Who was Berlick?—The fête of Villers-Cotterets—Faust and Polichinelle—The sabots—Journey to Paris—Dollé—Manette—Madame de Mauclerc's pension—Madame de Montesson—Paul and Virginia—Madame de Saint-Aubin.


I was Berlick: and this is how I obtained the charming nickname.

While my mother was enceinte the usual Whitsuntide fête took place at Villers-Cotterets; a delightful fête it was, to which I shall again refer. It took place at the time of the first spring foliage and amid the opening flowers, when butterflies are dancing and linnets singing. In olden days this fête was famed far and wide, and people attended it from twenty leagues round; like all other fêtes, it began as a Corpus Christi festival, but now only exists in the calendar.

Well, to this well-attended fête came a man carrying a booth on his back, as a snail carries its shell.

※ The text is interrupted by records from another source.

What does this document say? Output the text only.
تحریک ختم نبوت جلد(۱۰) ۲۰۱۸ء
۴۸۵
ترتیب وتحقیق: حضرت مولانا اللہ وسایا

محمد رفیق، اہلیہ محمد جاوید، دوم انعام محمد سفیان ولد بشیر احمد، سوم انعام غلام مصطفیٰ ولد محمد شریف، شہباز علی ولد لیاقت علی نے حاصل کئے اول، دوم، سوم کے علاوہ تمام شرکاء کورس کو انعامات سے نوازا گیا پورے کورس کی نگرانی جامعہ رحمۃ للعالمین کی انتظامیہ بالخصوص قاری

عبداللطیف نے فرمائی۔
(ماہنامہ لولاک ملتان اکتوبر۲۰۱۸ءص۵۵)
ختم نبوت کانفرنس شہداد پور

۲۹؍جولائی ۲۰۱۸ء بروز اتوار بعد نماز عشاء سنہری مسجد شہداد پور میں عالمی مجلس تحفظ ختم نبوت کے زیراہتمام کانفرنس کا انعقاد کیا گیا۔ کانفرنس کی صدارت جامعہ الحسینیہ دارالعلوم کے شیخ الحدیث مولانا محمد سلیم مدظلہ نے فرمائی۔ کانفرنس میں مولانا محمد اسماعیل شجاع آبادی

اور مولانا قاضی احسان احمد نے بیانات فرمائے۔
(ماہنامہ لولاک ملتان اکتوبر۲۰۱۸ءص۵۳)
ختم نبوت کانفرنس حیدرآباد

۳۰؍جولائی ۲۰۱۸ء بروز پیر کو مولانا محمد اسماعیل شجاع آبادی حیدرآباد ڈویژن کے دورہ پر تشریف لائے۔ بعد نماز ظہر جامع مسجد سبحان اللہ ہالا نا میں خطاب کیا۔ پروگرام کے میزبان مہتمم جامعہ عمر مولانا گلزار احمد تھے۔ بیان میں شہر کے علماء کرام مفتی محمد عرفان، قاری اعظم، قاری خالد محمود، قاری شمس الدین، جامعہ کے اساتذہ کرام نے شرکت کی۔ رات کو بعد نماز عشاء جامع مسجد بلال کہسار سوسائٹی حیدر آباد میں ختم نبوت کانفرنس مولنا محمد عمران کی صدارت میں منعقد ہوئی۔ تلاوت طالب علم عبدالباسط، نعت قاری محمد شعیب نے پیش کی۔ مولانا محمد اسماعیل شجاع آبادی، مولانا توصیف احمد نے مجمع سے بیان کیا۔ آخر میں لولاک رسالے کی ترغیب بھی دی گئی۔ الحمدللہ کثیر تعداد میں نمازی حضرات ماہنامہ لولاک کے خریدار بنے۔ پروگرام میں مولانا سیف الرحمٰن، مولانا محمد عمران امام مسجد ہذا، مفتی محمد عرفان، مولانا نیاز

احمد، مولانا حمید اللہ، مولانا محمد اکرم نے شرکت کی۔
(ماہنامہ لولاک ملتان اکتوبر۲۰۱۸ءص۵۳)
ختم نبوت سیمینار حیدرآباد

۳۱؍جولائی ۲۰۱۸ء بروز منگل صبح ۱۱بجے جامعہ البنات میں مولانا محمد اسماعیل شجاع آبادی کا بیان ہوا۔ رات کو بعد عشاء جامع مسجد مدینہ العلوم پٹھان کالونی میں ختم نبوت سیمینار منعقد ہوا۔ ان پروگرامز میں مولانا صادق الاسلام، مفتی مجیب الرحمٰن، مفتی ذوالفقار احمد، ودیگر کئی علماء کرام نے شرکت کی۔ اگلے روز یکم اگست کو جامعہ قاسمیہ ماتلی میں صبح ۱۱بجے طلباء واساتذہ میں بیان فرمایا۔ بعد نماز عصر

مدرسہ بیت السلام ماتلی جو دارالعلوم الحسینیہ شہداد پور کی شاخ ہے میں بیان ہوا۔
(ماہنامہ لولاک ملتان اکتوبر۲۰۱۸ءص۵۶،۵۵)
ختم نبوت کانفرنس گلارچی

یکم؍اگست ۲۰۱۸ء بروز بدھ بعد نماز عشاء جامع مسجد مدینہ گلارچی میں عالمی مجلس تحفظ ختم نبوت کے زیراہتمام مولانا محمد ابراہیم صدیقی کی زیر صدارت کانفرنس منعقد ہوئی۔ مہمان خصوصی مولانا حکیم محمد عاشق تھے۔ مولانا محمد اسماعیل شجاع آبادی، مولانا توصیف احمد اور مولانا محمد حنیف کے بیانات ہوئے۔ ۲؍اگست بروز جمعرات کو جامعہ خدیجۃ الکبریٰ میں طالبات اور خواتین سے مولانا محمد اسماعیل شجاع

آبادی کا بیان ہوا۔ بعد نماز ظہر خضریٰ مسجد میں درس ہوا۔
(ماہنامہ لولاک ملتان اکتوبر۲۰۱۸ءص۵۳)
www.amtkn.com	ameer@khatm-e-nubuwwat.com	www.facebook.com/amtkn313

This booth contained the essentially national spectacle of Polichinelle, from which Goethe borrowed the idea of his Faust.

Polichinelle is simply a worn-out, callous, crafty libertine, who abducts women, and flouts brothers and husbands, who thrashes the officers of the law, and ends up by being carried off by the devil. And what else was Faust? A worn-out, callous libertine, not very cunning, it is true, who seduces Marguerite, kills her brother, beats burgomasters and is carried off by Mephistopheles in the end.

I will not venture to say that Polichinelle is more picturesque than Faust, but I will go so far as to maintain that he is quite as philosophical and more amusing.

Our friend with the booth had set up his show on the green, and gave daily thirty or forty representations of that sublime comedy, which has made us all laugh as children, and ponder over when grown men.